Ms. Doherty went on to explain that 90 per cent of schools in Haiti are actually non-public, relying on school fees to pay teachers’ salaries or even to finance repairs in schools that have been damaged.
‘Frightened to go back’
Coralie Norris attends Sainte Rose de Lima school in the capital, Port-au-Prince. While her family has been able to pay school fees, Coralie said that most of her classmates have left the country. Her school had 80 students before the earthquake but now only 30 children attend, she said.
According to Ms. Doherty, this is a common situation across the affected areas.
“Less than 50 per cent of children have returned to school, mainly because they don’t have fees to pay to return to school,” she explained. “But many of them are really just too frightened to go back to school. Parents are very afraid to send their children back to school because they are afraid of some further seismic activity.”
Education highly valueda
Coralie finds, as well, that school has chnged since the earthquake: Children are often tired, they sometimes cry and many find it difficult to catch up on the schooling they have missed.

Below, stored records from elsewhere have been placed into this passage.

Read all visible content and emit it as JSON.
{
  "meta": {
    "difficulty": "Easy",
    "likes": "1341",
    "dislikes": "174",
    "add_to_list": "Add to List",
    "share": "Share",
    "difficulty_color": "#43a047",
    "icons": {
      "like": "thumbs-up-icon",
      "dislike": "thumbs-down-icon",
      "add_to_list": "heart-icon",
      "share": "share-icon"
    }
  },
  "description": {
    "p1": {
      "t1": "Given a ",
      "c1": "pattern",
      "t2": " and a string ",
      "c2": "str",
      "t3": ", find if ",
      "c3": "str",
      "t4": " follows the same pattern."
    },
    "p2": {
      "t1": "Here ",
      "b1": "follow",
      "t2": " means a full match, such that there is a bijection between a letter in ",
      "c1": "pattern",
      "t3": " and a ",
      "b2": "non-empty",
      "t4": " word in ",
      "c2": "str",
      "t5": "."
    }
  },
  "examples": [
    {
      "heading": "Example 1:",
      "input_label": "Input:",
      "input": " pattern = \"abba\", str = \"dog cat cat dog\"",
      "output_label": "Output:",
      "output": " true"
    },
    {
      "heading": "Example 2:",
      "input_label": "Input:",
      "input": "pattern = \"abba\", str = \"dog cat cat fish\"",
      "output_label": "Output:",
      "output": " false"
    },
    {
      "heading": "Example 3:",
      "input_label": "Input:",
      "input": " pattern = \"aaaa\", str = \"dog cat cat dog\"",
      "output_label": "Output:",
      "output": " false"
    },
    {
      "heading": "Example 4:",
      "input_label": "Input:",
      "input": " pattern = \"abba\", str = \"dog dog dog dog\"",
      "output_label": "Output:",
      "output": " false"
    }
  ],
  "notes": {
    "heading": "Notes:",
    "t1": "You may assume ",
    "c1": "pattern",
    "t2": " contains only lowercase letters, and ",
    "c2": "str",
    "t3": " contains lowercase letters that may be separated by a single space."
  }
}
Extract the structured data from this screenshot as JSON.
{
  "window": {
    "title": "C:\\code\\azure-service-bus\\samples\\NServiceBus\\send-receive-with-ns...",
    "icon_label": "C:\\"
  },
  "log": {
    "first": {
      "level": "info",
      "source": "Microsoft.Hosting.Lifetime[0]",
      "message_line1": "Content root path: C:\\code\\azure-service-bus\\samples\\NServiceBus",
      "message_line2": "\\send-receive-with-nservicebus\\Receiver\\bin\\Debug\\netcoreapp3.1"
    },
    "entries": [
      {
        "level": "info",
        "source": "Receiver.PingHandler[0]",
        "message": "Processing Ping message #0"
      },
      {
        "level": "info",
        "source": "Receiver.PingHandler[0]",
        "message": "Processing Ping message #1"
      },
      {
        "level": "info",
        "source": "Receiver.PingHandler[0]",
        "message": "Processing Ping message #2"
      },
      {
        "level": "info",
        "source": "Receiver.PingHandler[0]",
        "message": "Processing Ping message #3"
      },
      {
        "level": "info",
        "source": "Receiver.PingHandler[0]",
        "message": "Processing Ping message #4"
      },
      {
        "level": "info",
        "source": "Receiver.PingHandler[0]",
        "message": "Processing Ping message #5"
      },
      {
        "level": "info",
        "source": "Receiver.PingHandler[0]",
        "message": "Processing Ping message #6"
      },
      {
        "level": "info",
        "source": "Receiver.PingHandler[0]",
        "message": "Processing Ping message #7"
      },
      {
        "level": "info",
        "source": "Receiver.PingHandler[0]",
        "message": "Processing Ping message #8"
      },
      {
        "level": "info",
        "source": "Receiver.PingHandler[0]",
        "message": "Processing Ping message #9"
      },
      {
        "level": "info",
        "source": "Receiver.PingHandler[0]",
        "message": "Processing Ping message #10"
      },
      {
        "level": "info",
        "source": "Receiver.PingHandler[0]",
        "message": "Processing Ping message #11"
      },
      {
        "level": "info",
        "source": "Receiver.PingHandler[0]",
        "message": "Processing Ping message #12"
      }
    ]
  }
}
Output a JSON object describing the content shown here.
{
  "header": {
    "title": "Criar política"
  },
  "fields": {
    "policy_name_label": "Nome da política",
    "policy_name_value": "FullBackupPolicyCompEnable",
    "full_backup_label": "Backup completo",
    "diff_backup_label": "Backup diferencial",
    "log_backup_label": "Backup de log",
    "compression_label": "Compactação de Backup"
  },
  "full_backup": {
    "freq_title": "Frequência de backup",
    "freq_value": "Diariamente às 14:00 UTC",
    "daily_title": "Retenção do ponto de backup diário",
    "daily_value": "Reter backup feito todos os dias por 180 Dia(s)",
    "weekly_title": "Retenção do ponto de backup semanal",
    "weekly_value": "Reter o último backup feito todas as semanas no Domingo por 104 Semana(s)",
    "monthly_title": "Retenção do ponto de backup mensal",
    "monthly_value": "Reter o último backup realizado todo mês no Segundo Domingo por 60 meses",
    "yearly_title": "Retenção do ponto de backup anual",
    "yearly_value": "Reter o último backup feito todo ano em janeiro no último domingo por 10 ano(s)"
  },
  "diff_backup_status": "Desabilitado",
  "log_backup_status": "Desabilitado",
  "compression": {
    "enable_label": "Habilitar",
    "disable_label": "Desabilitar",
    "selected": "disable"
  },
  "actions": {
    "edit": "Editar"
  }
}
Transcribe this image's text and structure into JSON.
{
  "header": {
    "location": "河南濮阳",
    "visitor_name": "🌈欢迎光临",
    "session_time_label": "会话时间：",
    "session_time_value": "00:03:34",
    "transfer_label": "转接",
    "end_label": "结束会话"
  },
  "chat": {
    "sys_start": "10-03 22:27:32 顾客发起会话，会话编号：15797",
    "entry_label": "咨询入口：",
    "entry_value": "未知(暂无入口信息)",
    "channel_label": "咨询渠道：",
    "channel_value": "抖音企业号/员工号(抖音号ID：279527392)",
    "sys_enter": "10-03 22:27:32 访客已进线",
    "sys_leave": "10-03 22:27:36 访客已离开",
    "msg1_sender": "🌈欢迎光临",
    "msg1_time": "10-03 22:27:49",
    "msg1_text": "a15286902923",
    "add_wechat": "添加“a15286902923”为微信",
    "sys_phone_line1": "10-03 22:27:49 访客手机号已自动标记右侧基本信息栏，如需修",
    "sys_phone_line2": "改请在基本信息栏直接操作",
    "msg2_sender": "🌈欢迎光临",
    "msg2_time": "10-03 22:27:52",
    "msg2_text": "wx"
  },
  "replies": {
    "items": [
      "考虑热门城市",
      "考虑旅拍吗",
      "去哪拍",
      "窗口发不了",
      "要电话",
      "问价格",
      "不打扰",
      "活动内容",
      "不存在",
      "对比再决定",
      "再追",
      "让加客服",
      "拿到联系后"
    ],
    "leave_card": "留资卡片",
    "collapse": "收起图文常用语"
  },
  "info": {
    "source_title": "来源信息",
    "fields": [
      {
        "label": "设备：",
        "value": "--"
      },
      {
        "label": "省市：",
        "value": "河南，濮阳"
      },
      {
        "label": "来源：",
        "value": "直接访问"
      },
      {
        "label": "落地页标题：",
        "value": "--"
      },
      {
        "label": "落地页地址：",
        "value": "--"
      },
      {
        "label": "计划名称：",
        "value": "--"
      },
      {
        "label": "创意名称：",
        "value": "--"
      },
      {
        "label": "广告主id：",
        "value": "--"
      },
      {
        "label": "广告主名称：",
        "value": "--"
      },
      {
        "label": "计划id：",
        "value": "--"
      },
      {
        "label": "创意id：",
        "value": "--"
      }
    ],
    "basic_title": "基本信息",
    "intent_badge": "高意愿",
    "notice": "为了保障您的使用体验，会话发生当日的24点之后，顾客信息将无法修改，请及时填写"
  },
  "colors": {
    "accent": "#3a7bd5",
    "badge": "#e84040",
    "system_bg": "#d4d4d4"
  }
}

“I have a disability to concentrate in my classroom,” she said. “For me, before the earthquake it was easier for me to do my homework and understand the lessons. And I think it’s the same for all my classmates.”
Ms. Doherty said the UNICEF Education Cluster’s main focus has been to provide safe and supportive learning environments for children like Coralie – both to restore a sense of normality for them and to reassure parents about sending their children back to school, which is highly valued in Haiti.
“Education is really an enormous priority for Haitians,” she said. “I can’t stress that enough. Before the earthquake, even the poorest families were paying up to 70 per cent of their household income on school fees. In the camps here, the people who have been displaced – they put jobs first and schools second. Across the board, education is very, very important.”